John Watson

Hello! My name is Watson and I’m a freelance web developer. I create web sites using the latest tech for clients of all sizes. Contact me and I’ll help you build your dream project.

Checking the integrity of all JPG files in a directory

I recently had a hard drive go bad on me which actually turned out to be a motherboard going bad. The hard drive may be fine but I don’t want to take any chances, and anyway, you can buy 1 terabyte now for about $70 US. There was definitely something goofy going on with access to the drive. I keep daily backups but a perfect backup of a corrupted source is no good. My most important files are my digital photos, mostly JPG images. I did some visual spot checking but once I hit 8,500 photos in 2005 I looked for a better alternative. Here’s what I came up with. (This works on Linux computers. You’ll have to alter your process on Windows and Macs but the principles are the same.)

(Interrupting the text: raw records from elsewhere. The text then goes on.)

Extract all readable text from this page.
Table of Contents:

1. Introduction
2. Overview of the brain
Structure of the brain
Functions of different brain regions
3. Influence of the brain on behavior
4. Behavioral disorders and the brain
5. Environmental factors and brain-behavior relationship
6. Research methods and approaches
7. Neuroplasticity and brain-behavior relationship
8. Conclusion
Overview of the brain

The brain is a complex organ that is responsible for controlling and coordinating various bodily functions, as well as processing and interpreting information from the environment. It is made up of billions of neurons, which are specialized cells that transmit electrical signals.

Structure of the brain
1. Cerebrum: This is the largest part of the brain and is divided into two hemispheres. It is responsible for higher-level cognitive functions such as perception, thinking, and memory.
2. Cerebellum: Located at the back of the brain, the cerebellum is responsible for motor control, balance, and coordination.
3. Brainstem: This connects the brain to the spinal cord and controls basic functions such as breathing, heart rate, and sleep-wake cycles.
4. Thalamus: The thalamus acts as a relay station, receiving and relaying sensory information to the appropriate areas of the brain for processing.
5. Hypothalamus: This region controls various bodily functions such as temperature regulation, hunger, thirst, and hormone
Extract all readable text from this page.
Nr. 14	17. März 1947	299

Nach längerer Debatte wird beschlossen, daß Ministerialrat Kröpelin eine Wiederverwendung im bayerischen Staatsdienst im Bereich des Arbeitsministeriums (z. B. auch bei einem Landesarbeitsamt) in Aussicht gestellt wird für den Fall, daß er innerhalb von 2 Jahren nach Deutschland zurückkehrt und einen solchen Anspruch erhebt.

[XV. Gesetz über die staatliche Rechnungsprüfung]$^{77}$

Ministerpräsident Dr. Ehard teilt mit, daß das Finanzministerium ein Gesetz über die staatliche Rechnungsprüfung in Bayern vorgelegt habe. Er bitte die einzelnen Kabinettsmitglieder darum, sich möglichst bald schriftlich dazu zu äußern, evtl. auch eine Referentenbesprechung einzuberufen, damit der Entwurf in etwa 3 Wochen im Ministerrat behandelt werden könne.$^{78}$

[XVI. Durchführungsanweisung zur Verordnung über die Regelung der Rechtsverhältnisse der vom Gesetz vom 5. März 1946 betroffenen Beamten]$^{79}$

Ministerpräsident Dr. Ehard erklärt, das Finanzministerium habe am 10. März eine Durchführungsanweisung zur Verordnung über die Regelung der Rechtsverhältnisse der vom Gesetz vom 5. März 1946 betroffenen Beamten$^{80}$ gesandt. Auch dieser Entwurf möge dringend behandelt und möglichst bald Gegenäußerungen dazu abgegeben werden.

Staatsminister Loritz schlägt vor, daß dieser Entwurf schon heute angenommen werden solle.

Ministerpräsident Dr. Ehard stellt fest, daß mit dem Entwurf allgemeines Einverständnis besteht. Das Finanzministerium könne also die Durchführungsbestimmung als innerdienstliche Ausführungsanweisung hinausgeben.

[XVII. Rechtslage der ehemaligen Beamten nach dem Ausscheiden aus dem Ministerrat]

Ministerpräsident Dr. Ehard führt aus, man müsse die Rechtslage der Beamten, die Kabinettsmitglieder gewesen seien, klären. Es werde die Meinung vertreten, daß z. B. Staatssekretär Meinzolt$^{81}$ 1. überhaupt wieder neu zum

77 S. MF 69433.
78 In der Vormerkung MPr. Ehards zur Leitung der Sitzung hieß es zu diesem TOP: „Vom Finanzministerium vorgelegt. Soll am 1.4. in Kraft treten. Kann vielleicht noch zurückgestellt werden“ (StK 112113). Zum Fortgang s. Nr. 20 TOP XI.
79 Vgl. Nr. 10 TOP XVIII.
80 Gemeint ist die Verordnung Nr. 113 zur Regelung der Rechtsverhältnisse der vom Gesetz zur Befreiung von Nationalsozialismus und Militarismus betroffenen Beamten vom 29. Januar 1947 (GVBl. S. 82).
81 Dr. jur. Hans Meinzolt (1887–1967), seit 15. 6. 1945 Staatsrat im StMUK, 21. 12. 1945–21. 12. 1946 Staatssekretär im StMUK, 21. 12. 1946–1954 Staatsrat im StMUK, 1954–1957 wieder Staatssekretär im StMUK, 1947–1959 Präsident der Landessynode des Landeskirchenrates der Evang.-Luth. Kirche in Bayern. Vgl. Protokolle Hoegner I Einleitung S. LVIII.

First, find a nifty little utility called jpeginfo and install it. jpeginfo is a command line program that attempts to quickly decompress a JPG file and tell you what happens. It’s not infallible, but I’m betting that if the JPG file decompresses successfully then the files are good.

Then you just open a shell, cd to your photos directory and run jpeginfo -c on all of your files. Like so:

    cd photos
    find -iname “*.jpg” -print0 | xargs -0 jpeginfo -c | grep -e WARNING -e ERROR
Any corrupted JPG files will be listed.

How it works: the find command lists all files ending with .jpg (case insensitive). It passes it to xargs which runs jpeginfo -c on each file. The grep command shows just the files that had a WARNING. Instead of grep WARNING you could also redirect the output to a file so that you can see all of the results.

I found 4 corrupted JPGs in my collection of over 35,000 photos. I knew about some of these. At least 2 I think were corrupted during transfer off the memory card. JPG images are surprisingly resilient. Even with bad data in the file a lot of the image could be decoded in 3 of 4 of the images.